When my own children challenged me, I sought alternative punishments. On the rare occasions when they required discipline, they were sent to their rooms, given time-outs, or denied treats. I refused to engage in spanking them. I was able to teach them, without employing physical abuse, to accept responsibility for their actions. Love alone, helped to infuse in them a kind of self-governance. They still made mistakes from time to time, but they fully understood and accepted that there would always be a real and karmic debt that must be paid. They learned to navigate their lives and to learn from their blunders.

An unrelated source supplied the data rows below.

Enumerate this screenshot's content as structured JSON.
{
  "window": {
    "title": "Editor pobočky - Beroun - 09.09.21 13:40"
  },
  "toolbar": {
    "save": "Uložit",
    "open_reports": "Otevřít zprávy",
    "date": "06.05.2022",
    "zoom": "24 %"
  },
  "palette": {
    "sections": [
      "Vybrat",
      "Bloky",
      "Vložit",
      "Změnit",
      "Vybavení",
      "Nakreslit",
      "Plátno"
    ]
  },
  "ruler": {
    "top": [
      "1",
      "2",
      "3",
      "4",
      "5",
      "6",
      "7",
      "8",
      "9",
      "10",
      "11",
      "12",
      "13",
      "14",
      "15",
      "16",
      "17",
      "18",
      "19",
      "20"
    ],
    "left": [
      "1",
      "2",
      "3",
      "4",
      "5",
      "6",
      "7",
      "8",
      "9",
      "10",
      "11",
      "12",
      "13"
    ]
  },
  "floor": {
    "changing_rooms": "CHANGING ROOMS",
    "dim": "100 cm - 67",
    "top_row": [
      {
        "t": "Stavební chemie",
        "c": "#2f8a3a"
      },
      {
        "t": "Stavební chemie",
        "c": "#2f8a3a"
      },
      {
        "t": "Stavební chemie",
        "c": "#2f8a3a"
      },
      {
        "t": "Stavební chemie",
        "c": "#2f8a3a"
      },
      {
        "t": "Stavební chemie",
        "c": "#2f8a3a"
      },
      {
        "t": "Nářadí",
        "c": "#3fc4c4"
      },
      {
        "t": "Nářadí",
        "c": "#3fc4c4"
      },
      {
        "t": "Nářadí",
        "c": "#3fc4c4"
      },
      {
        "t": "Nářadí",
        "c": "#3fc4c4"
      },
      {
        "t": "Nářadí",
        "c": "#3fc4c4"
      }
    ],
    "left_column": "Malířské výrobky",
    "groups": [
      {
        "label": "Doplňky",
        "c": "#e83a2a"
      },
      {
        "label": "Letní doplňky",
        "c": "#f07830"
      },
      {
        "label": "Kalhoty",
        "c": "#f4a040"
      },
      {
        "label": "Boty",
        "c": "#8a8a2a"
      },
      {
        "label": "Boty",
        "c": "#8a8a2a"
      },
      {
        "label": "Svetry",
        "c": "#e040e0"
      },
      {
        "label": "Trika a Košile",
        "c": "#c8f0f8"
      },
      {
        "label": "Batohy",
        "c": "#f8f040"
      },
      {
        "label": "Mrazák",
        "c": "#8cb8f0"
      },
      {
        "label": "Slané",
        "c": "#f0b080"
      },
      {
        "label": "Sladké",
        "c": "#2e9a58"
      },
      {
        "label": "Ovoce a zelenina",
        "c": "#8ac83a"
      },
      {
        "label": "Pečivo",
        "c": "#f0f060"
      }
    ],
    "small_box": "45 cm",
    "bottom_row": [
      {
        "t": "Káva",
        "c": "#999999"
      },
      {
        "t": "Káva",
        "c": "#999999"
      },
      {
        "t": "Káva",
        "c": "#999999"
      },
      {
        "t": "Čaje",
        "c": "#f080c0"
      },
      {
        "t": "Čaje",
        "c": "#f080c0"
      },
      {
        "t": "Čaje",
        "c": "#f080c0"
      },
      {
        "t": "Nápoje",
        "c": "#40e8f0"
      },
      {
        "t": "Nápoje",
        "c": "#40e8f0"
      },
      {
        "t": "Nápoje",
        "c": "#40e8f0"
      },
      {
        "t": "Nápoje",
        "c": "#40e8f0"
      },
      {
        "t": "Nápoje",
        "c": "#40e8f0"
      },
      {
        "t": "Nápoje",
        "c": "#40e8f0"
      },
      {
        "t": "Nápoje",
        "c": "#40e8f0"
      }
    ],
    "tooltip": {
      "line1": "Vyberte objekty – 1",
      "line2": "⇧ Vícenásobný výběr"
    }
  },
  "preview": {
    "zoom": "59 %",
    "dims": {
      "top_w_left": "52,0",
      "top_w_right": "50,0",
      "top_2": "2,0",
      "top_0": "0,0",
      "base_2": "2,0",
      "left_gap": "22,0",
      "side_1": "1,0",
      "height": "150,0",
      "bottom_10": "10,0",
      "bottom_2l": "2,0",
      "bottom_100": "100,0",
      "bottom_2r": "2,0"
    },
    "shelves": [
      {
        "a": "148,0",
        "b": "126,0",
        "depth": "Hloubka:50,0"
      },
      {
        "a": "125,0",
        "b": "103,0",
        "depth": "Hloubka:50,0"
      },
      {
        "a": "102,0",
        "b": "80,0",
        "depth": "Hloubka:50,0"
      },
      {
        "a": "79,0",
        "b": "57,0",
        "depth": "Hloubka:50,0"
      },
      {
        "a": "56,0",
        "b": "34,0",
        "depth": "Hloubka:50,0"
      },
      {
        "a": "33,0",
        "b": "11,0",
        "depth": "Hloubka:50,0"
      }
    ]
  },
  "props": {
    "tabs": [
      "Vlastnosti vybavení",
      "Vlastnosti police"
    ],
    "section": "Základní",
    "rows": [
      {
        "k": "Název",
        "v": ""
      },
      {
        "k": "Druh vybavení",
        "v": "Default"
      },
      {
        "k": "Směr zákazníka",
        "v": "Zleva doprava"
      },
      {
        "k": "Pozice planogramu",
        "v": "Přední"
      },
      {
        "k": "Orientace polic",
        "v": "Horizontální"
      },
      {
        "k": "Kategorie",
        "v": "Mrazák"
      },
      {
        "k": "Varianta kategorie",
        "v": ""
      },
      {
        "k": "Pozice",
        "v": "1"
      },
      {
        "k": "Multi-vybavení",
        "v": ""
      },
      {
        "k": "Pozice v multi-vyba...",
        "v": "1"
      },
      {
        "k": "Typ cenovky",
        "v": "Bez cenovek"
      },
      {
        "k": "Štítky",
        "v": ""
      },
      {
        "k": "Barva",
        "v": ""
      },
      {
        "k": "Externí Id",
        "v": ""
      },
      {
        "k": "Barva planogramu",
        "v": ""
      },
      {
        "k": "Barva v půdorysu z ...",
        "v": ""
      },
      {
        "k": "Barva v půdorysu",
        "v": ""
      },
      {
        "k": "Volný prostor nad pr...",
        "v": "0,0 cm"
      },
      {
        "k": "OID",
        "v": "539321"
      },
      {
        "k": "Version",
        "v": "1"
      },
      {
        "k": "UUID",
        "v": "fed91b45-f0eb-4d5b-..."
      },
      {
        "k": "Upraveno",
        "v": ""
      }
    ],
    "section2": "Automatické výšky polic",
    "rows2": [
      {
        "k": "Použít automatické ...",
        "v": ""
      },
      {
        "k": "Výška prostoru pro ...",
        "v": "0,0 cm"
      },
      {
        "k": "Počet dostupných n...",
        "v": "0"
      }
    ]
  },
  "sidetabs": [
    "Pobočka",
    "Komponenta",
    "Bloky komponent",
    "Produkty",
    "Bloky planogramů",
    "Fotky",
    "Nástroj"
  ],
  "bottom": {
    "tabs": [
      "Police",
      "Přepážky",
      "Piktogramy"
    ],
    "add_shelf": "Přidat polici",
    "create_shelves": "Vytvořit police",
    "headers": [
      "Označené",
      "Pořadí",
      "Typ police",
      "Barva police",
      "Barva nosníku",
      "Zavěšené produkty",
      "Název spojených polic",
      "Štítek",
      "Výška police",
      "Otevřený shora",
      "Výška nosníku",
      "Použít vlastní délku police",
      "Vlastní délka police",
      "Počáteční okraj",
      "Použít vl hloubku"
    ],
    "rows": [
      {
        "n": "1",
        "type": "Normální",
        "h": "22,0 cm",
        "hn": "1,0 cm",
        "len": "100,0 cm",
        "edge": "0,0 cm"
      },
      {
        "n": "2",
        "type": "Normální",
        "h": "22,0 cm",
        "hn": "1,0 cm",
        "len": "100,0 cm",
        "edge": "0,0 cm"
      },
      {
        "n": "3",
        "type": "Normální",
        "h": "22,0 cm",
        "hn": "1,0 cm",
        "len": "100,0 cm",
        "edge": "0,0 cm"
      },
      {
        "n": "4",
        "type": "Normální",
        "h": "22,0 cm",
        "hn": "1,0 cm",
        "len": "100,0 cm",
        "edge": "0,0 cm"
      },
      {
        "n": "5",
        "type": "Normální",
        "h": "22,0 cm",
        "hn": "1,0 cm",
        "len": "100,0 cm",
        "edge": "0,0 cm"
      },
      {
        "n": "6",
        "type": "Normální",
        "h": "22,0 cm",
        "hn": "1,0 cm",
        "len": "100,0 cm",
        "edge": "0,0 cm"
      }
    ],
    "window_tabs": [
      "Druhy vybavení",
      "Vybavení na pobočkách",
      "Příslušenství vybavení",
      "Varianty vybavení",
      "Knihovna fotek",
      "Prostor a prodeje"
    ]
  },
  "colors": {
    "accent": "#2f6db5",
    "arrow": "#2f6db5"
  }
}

The world is different today. Many children, and adults too, have never taken responsibility for their decisions. They live a self-centered existence. They have never come to understand the importance of respect – for self and for others. In many cases, it is because the parents have been too lenient. They have failed to teach their children things like gratitude and kindness. The real problem; however, lies in our modern society. Our world is run by a handful of giant corporate entities. Small businesses are a thing of the past. Within a corporation, individuals never have to take responsibility for mistakes or problems. We talk to computers and we communicate by email and text messages to faceless strangers, in hopes that they will resolve a problem that we have encountered. We are transferred from one person to another, to another, to another. We become frustrated and angry as we wait or are put on hold, on the phone. When we are finally connected to a “real” person, it is often a heavily accented person, living in another country, and whom we can barely understand. All around us, people are fed up. No one, it seems, is taking responsibility.
My step father’s way of ensuring my proper behavior would not be acceptable in today’s world; but he did ensure that I knew what the consequences would be, if I did not follow his rules. My heart breaks for children today, who have not been given the tools to navigate their lives with respect and responsibility. Once they have reached adulthood, it is often too late.